Aller au contenu

Page:Le Présent, année 1, tome 1, numéros 1 à 11, juillet à septembre 1857.djvu/227

La bibliothèque libre.
Le texte de cette page a été corrigé et est conforme au fac-similé.

LE SALON DE 1857.
VII
MM. Ivon, Doré, Penquilly, Garipuy, Henneberg, Mazerolle, Gendron, Mottez, Matout, Lafond, Hockert, Herbsthoffer.

M. Ivon est, cette année, le vainqueur des vainqueurs. Le jury lui a décerné la grande médaille d’honneur, et le jury n’a fait que justice. Au milieu des petites toiles de genre, des anecdotes, des miévreries spirituelles et sans inspiration, il faut admirer un talent large, sain, vigoureux, à l’aise dans un cadre de vingt pieds et dans les difficultés les plus grandes de la peinture historique. Il est donc fort bien de lui donner le pas. Il avait été chargé de reproduire la Prise de la tour de Malakoff, et il n’est point resté au-dessous de son sujet. Plaçons-nous bien en face du tableau. Cet homme qui débouche en face de nous, la tête ensanglantée, les pistolets d’une main, l’épée de l’autre, lancé d’un élan irrésistible : sur les débris fumants des barrières et des poutres, c’est le colonel Collineau, du 1er zouaves.

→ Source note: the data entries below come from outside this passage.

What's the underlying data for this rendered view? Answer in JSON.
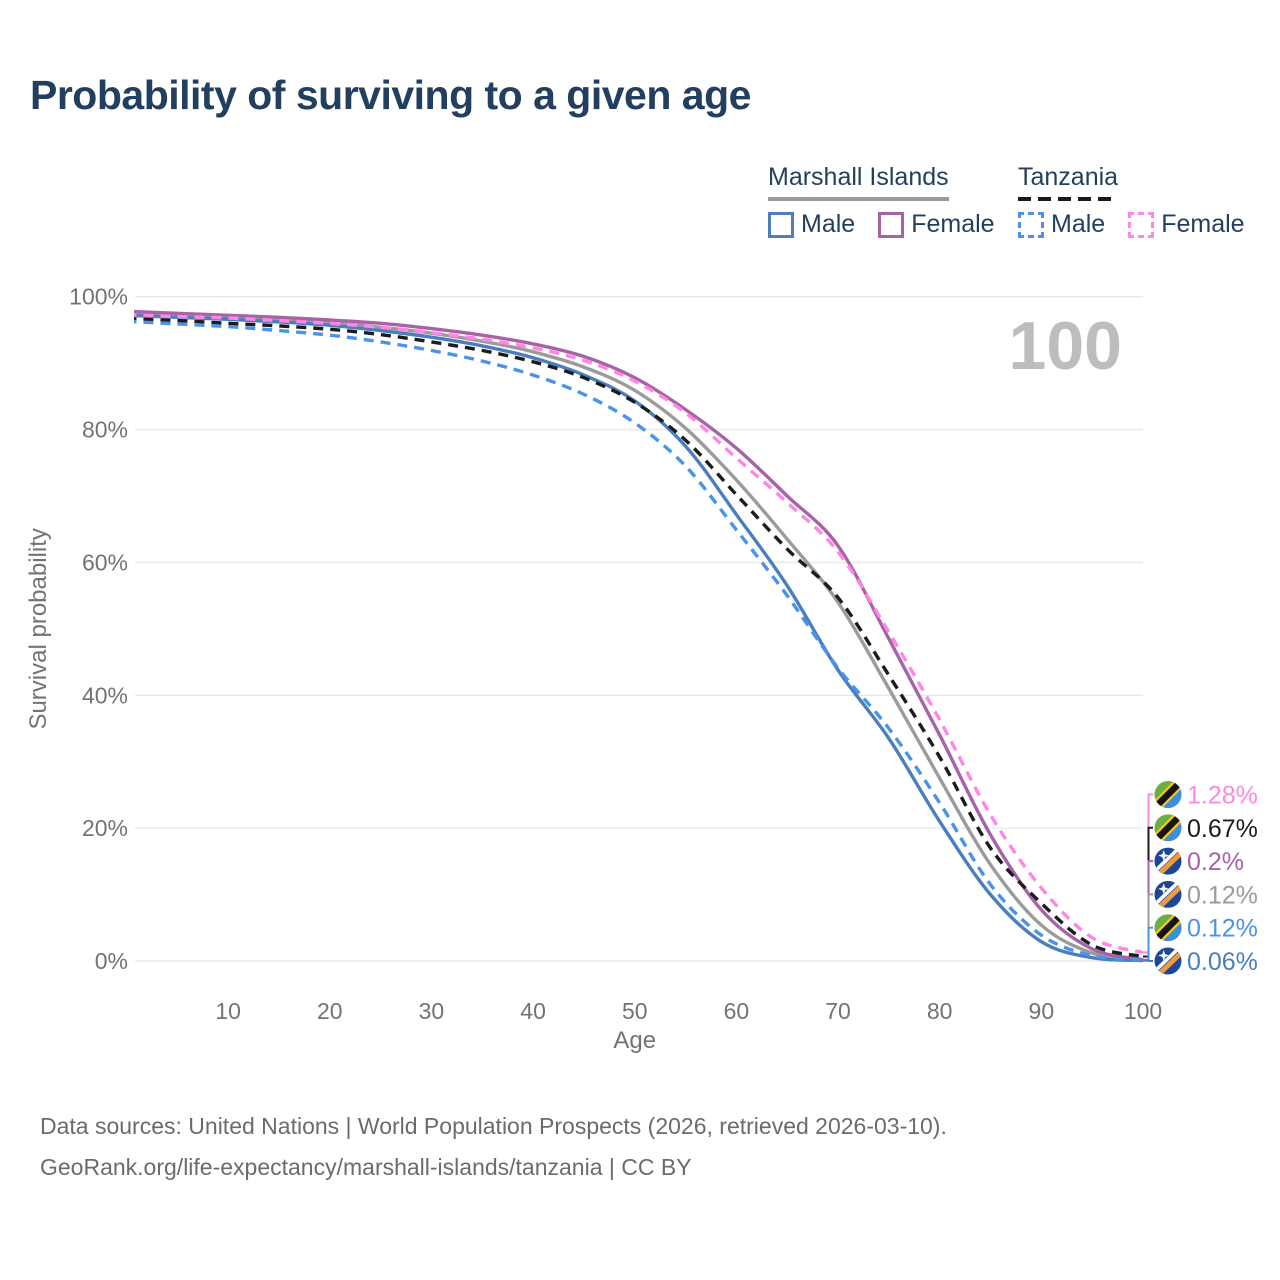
{
  "title": "Probability of surviving to a given age",
  "watermark": "100",
  "legend": {
    "groups": [
      {
        "name": "Marshall Islands",
        "style": "solid",
        "line_color": "#9a9a9a",
        "items": [
          {
            "label": "Male",
            "color": "#4a7ebc"
          },
          {
            "label": "Female",
            "color": "#a763a7"
          }
        ]
      },
      {
        "name": "Tanzania",
        "style": "dashed",
        "line_color": "#1a1a1a",
        "items": [
          {
            "label": "Male",
            "color": "#4b93ea"
          },
          {
            "label": "Female",
            "color": "#ff87e3"
          }
        ]
      }
    ]
  },
  "chart_data": {
    "type": "line",
    "title": "Probability of surviving to a given age",
    "xlabel": "Age",
    "ylabel": "Survival probability",
    "xlim": [
      0,
      100
    ],
    "ylim": [
      0,
      100
    ],
    "grid": "horizontal",
    "x_ticks": [
      {
        "value": 10,
        "label": "10"
      },
      {
        "value": 20,
        "label": "20"
      },
      {
        "value": 30,
        "label": "30"
      },
      {
        "value": 40,
        "label": "40"
      },
      {
        "value": 50,
        "label": "50"
      },
      {
        "value": 60,
        "label": "60"
      },
      {
        "value": 70,
        "label": "70"
      },
      {
        "value": 80,
        "label": "80"
      },
      {
        "value": 90,
        "label": "90"
      },
      {
        "value": 100,
        "label": "100"
      }
    ],
    "y_ticks": [
      {
        "value": 0,
        "label": "0%"
      },
      {
        "value": 20,
        "label": "20%"
      },
      {
        "value": 40,
        "label": "40%"
      },
      {
        "value": 60,
        "label": "60%"
      },
      {
        "value": 80,
        "label": "80%"
      },
      {
        "value": 100,
        "label": "100%"
      }
    ],
    "x": [
      0,
      5,
      10,
      15,
      20,
      25,
      30,
      35,
      40,
      45,
      50,
      55,
      60,
      65,
      70,
      75,
      80,
      85,
      90,
      95,
      100
    ],
    "series": [
      {
        "key": "mi_total",
        "name": "Marshall Islands",
        "sex": "total",
        "style": "solid",
        "color": "#9b9b9b",
        "values": [
          97.5,
          97.2,
          96.9,
          96.5,
          96.1,
          95.4,
          94.5,
          93.3,
          91.7,
          89.4,
          85.9,
          80.2,
          72.4,
          63.5,
          54.0,
          41.0,
          27.5,
          14.5,
          5.4,
          1.2,
          0.12
        ]
      },
      {
        "key": "mi_male",
        "name": "Marshall Islands",
        "sex": "male",
        "style": "solid",
        "color": "#4a7ebc",
        "values": [
          97.2,
          96.9,
          96.6,
          96.2,
          95.7,
          94.9,
          93.9,
          92.6,
          90.8,
          88.2,
          84.3,
          77.5,
          67.2,
          56.5,
          43.8,
          33.5,
          21.0,
          10.0,
          2.9,
          0.5,
          0.06
        ]
      },
      {
        "key": "mi_female",
        "name": "Marshall Islands",
        "sex": "female",
        "style": "solid",
        "color": "#a763a7",
        "values": [
          97.8,
          97.5,
          97.2,
          96.9,
          96.5,
          96.0,
          95.2,
          94.2,
          92.9,
          91.0,
          87.8,
          83.0,
          77.2,
          70.0,
          62.5,
          48.5,
          34.0,
          19.0,
          7.7,
          1.8,
          0.2
        ]
      },
      {
        "key": "tz_total",
        "name": "Tanzania",
        "sex": "total",
        "style": "dashed",
        "color": "#1c1c1c",
        "values": [
          96.7,
          96.4,
          96.0,
          95.6,
          95.1,
          94.3,
          93.2,
          91.9,
          90.2,
          87.8,
          84.1,
          78.4,
          70.2,
          62.0,
          54.7,
          43.0,
          30.7,
          17.0,
          8.7,
          2.4,
          0.67
        ]
      },
      {
        "key": "tz_male",
        "name": "Tanzania",
        "sex": "male",
        "style": "dashed",
        "color": "#4b93ea",
        "values": [
          96.3,
          95.9,
          95.5,
          94.9,
          94.2,
          93.2,
          91.9,
          90.3,
          88.2,
          85.3,
          81.0,
          74.5,
          64.9,
          55.0,
          44.1,
          35.0,
          23.8,
          11.5,
          3.9,
          0.8,
          0.12
        ]
      },
      {
        "key": "tz_female",
        "name": "Tanzania",
        "sex": "female",
        "style": "dashed",
        "color": "#ff87e3",
        "values": [
          97.3,
          97.0,
          96.8,
          96.4,
          96.0,
          95.4,
          94.6,
          93.6,
          92.3,
          90.4,
          87.3,
          82.5,
          75.7,
          69.0,
          61.6,
          49.5,
          36.3,
          22.0,
          11.0,
          3.5,
          1.28
        ]
      }
    ]
  },
  "end_labels": [
    {
      "label": "1.28%",
      "value": 1.28,
      "color": "#ff87e3",
      "country": "tanzania"
    },
    {
      "label": "0.67%",
      "value": 0.67,
      "color": "#1c1c1c",
      "country": "tanzania"
    },
    {
      "label": "0.2%",
      "value": 0.2,
      "color": "#a763a7",
      "country": "marshall-islands"
    },
    {
      "label": "0.12%",
      "value": 0.12,
      "color": "#9b9b9b",
      "country": "marshall-islands"
    },
    {
      "label": "0.12%",
      "value": 0.12,
      "color": "#4b93ea",
      "country": "tanzania"
    },
    {
      "label": "0.06%",
      "value": 0.06,
      "color": "#4a7ebc",
      "country": "marshall-islands"
    }
  ],
  "footer": {
    "line1": "Data sources: United Nations | World Population Prospects (2026, retrieved 2026-03-10).",
    "line2": "GeoRank.org/life-expectancy/marshall-islands/tanzania | CC BY"
  }
}
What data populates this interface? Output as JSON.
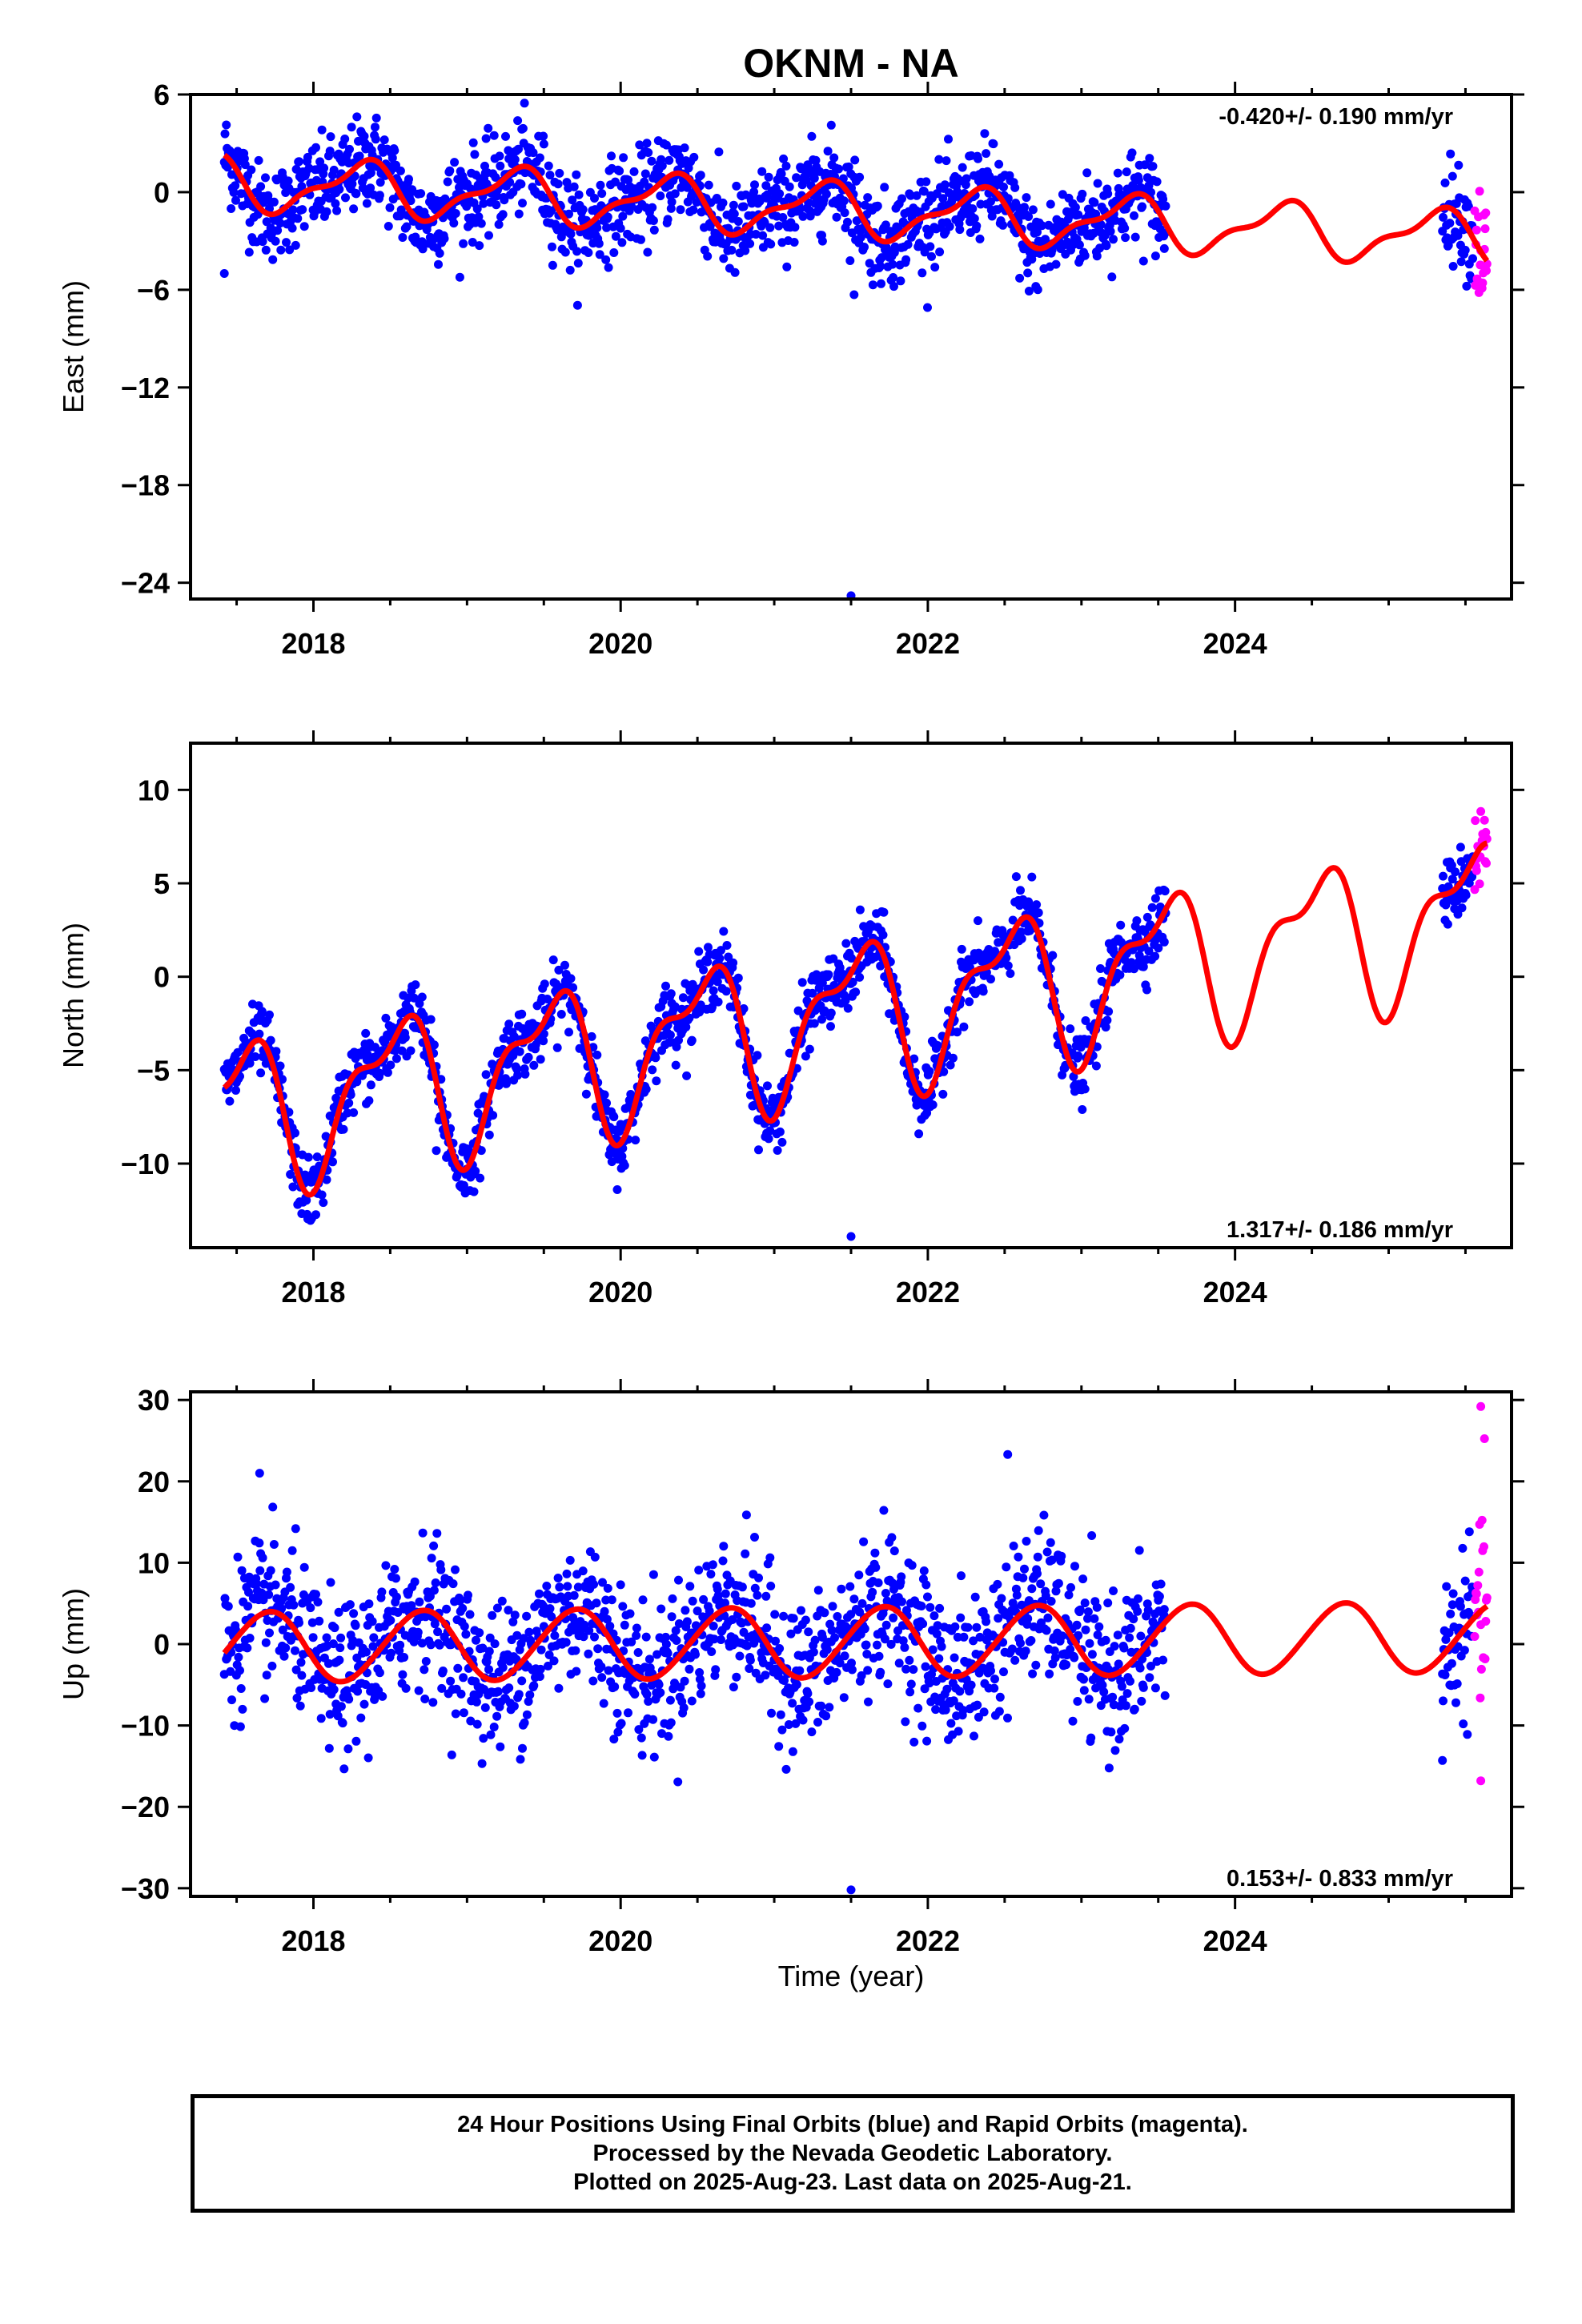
{
  "title": "OKNM - NA",
  "xlabel": "Time (year)",
  "colors": {
    "final": "#0000ff",
    "rapid": "#ff00ff",
    "model": "#ff0000",
    "axis": "#000000"
  },
  "footer": {
    "lines": [
      "24 Hour Positions Using Final Orbits (blue) and Rapid Orbits (magenta).",
      "Processed by the Nevada Geodetic Laboratory.",
      "Plotted on 2025-Aug-23. Last data on 2025-Aug-21."
    ]
  },
  "chart_data": [
    {
      "type": "scatter",
      "component": "east",
      "ylabel": "East (mm)",
      "velocity_label": "-0.420+/- 0.190 mm/yr",
      "xlim": [
        2017.2,
        2025.8
      ],
      "ylim": [
        -25,
        6
      ],
      "xticks": [
        2018,
        2020,
        2022,
        2024
      ],
      "xticks_minor": [
        2017.5,
        2018.5,
        2019,
        2019.5,
        2020.5,
        2021,
        2021.5,
        2022.5,
        2023,
        2023.5,
        2024.5,
        2025,
        2025.5
      ],
      "yticks": [
        6,
        0,
        -6,
        -12,
        -18,
        -24
      ],
      "model": {
        "mean": -0.5,
        "trend": -0.42,
        "amp": 1.5,
        "phase": 0.05,
        "semi_amp": 0.6,
        "semi_phase": 0.3
      },
      "noise_sd": 1.4,
      "final_ranges": [
        [
          2017.42,
          2023.55
        ],
        [
          2025.35,
          2025.55
        ]
      ],
      "rapid_range": [
        2025.56,
        2025.64
      ],
      "outliers": [
        [
          2017.42,
          -5.0
        ],
        [
          2021.5,
          -24.8
        ],
        [
          2021.52,
          -6.3
        ]
      ]
    },
    {
      "type": "scatter",
      "component": "north",
      "ylabel": "North (mm)",
      "velocity_label": "1.317+/- 0.186 mm/yr",
      "xlim": [
        2017.2,
        2025.8
      ],
      "ylim": [
        -14.5,
        12.5
      ],
      "xticks": [
        2018,
        2020,
        2022,
        2024
      ],
      "xticks_minor": [
        2017.5,
        2018.5,
        2019,
        2019.5,
        2020.5,
        2021,
        2021.5,
        2022.5,
        2023,
        2023.5,
        2024.5,
        2025,
        2025.5
      ],
      "yticks": [
        10,
        5,
        0,
        -5,
        -10
      ],
      "model": {
        "mean": -4.0,
        "trend": 1.317,
        "amp": 3.6,
        "phase": 0.27,
        "semi_amp": 1.6,
        "semi_phase": 0.08
      },
      "noise_sd": 0.9,
      "final_ranges": [
        [
          2017.42,
          2023.55
        ],
        [
          2025.35,
          2025.55
        ]
      ],
      "rapid_range": [
        2025.56,
        2025.64
      ],
      "outliers": [
        [
          2021.5,
          -13.9
        ],
        [
          2018.8,
          -9.3
        ]
      ]
    },
    {
      "type": "scatter",
      "component": "up",
      "ylabel": "Up (mm)",
      "velocity_label": "0.153+/- 0.833 mm/yr",
      "xlim": [
        2017.2,
        2025.8
      ],
      "ylim": [
        -31,
        31
      ],
      "xticks": [
        2018,
        2020,
        2022,
        2024
      ],
      "xticks_minor": [
        2017.5,
        2018.5,
        2019,
        2019.5,
        2020.5,
        2021,
        2021.5,
        2022.5,
        2023,
        2023.5,
        2024.5,
        2025,
        2025.5
      ],
      "yticks": [
        30,
        20,
        10,
        0,
        -10,
        -20,
        -30
      ],
      "model": {
        "mean": 0.0,
        "trend": 0.153,
        "amp": 4.3,
        "phase": 0.45,
        "semi_amp": 0.3,
        "semi_phase": 0.2
      },
      "noise_sd": 4.5,
      "final_ranges": [
        [
          2017.42,
          2023.55
        ],
        [
          2025.35,
          2025.55
        ]
      ],
      "rapid_range": [
        2025.56,
        2025.64
      ],
      "outliers": [
        [
          2021.5,
          -30.2
        ],
        [
          2017.65,
          21.0
        ],
        [
          2022.52,
          23.3
        ],
        [
          2025.6,
          29.2
        ],
        [
          2025.6,
          -16.8
        ],
        [
          2025.35,
          -14.3
        ]
      ]
    }
  ]
}
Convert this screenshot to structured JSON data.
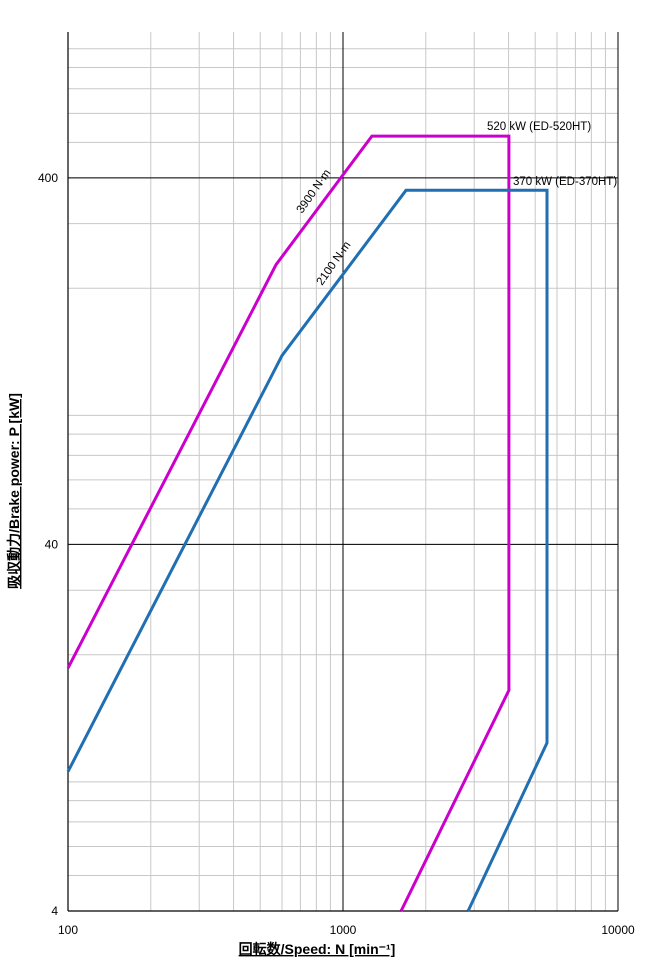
{
  "chart_data": {
    "type": "line",
    "xlabel": "回転数/Speed: N [min⁻¹]",
    "ylabel": "吸収動力/Brake power: P [kW]",
    "xscale": "log",
    "yscale": "log",
    "grid": true,
    "minor_grid": true,
    "xlim": [
      100,
      10000
    ],
    "xticks": [
      100,
      1000,
      10000
    ],
    "ylim": [
      4,
      1000
    ],
    "yticks": [
      4,
      40,
      400
    ],
    "annotations": [
      "520 kW (ED-520HT)",
      "370 kW (ED-370HT)",
      "3900 N·m",
      "2100 N·m"
    ],
    "series": [
      {
        "name": "ED-520HT",
        "color": "#cc00cc",
        "x": [
          100,
          571,
          1274,
          4010,
          4010,
          1626
        ],
        "values": [
          18.4,
          232,
          520,
          520,
          16.0,
          4
        ]
      },
      {
        "name": "ED-370HT",
        "color": "#1f6fb2",
        "x": [
          100,
          600,
          1694,
          5518,
          5518,
          2850
        ],
        "values": [
          9.6,
          131,
          370,
          370,
          11.5,
          4
        ]
      }
    ]
  }
}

Son énergique figure respire tout le feu des batailles, et cet enfer semble son élément. Derrière lui, haletants, les yeux pleins de flammes, accourent ses hommes, serrant leurs fusils de leurs doigts crispés. À droite, un groupe de Russes s’enfuit. Leurs baïonnettes tordues, leurs sabres teints de sang, prouvent assez que ce n’est point une fuite de lâches ; c’est la retraite du courage devant un courage que rien ne peut arrèter, et qui s’avance aussi insurmontable que l’inondation d’un fleuve ou la colère d’un incendie. Cependant un vieux générat ne désespère point encore. Il saisit l’un d’eux par le collet, et veut le ramener au combat ; le soldat, d’un geste désespéré, lui montre l’avalanche et continue sa course. À gauche, un zouave, écrasé sous une énorme pièce de bois, se soulève d’une main, et de l’autre agite un drapeau à moitié brisé. La joie délirante du triomphe est sur son front, et un formidable éclat de rire, entr’ouvrant ses lèvres, distendant sa mâchoire, rugit à travers ses dents blanches comme celles d’un lion.